I’m back in school currently, taking a math and English class. It hasn’t been easy juggling the kids, house, school, etc. but I’m making it work. After taking a vacation to Florida in mid-January I’ve been feeling a lot better. The last vacation I took was with Nick in 2013 and it wasn’t a good vacation. So the trip to Florida was basically the first vacation I’ve gotten since Odin was born. It’s been a hard 9 years with no break but now that I’ve had one and see the difference I plan to make getting away for a short time a priority.
Nick’s currently kicking ass at his job, writing LinkedIn articles that are getting shared and liked all over the internet and trying really hard to show up for me and the kids. After my trip, I think he realized how hard it is to stay home and manage everything on his own. He seems more appreciative of all the things I do and is trying to do more.

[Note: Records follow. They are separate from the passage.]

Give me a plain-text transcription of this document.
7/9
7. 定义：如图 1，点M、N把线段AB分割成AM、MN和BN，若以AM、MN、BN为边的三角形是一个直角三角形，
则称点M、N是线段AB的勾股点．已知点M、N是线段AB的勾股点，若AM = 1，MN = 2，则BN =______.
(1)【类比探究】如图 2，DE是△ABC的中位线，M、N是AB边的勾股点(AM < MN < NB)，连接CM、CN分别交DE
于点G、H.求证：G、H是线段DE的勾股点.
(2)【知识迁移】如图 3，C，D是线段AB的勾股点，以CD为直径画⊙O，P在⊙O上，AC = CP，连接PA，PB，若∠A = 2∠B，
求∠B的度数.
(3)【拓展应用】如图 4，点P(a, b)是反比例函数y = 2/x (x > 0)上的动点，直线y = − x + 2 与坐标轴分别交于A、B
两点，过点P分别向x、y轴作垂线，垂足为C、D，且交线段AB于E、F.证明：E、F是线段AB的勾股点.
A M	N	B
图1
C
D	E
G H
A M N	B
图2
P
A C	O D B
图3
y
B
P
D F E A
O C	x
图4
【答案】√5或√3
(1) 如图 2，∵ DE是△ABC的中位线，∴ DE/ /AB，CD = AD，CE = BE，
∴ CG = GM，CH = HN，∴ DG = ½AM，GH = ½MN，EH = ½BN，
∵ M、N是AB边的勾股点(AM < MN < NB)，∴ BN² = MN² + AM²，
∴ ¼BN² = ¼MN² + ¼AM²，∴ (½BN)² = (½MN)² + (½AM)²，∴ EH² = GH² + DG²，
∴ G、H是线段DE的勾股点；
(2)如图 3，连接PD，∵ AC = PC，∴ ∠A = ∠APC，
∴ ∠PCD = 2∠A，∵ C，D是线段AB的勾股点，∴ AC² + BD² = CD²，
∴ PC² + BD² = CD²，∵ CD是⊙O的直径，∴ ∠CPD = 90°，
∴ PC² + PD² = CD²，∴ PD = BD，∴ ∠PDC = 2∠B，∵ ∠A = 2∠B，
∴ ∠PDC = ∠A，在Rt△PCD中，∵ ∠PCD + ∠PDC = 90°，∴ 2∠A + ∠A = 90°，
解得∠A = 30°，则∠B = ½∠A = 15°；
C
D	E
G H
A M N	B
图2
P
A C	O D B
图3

Odin has had a tough year. He’s struggled with some behavioral issues at school and had to get an IEP. Since his IEP he has gotten extra help in school and is getting his work done. He tested for the advanced placement program but just barely didn’t make it. On top of that, his best friend moved to California and since then Odin has said that everything has changed. I know he has friends at school but he seems to be having a hard time fully connecting with his peers. I know he is lonely and with that comes sadness. As his mother, this absolutely breaks my heart but I don’t know what to do.
Gray is the polar opposite of his brother. He is doing well in school and his teacher wants to have him tested for the advanced placement program. He has many friends and even has a “girlfriend” that he is “married” to. In fact, the boy has so many girls chasing after him I can’t keep them all straight anymore. I swear he’ll be the death of me.
My baby is 2 now. Dessa is happy, sassy, adventurous, shy, brave, caring, and so much more. She spends most of her day helping me around the house, running errands with me or watching her favorite cartoons with the occasional nap. I can already tell that she is the creative type as she is always stealing my pens to draw on herself, the walls, my notebooks or whatever else she can find. With that being said, she’s pretty amazing.
Since late 2016 Nick and I haven’t been doing well. The move out of Seattle was extremely stressful and it feels like we couldn’t recover. There were constant fights, resentment and a total disconnect between us. While all this was going on we were looking at buying our first house. The further we got into the home buying process the more I felt like it didn’t feel right. We looked at buying a house close to where we are living now, then we thought we’d try to move closer to Seattle but that wasn’t an option. I finally got sick of it and told Nick that come this summer I’m moving back to the Midwest.
I haven’t wanted to be in Seattle since 2014. I’ve been honest and vocal about not wanting to live here and I decided that I just can’t anymore. I told Nick I was going with or without him and he’s free to do what he wants. I made plans with my parents for them to come out and help me move. Nick went back and forth if he wanted to go or not. He was most worried about his current job and what kind of job he could get if he could not stay in his current position. He did let him the company know that he was going to move and they decided to keep him on and let him work remotely. With that settled, he made the decision to move with me and the kids.
So the biggest changes are we are moving, I am finishing up a semester at my current college and then plan to transfer to a local college in either Wisconsin or Illinois, the kids will be changing school, Nick will be working remotely and we will be buying a house somewhere in the midwest. Man, that’s a lot of changes and those are only the big ones. I’m not going to lie, when I think about all the changes it makes me nervous. I’m once again leaving my comfort zone and going on another big life adventure. It’s terrifying and thrilling all at the same time.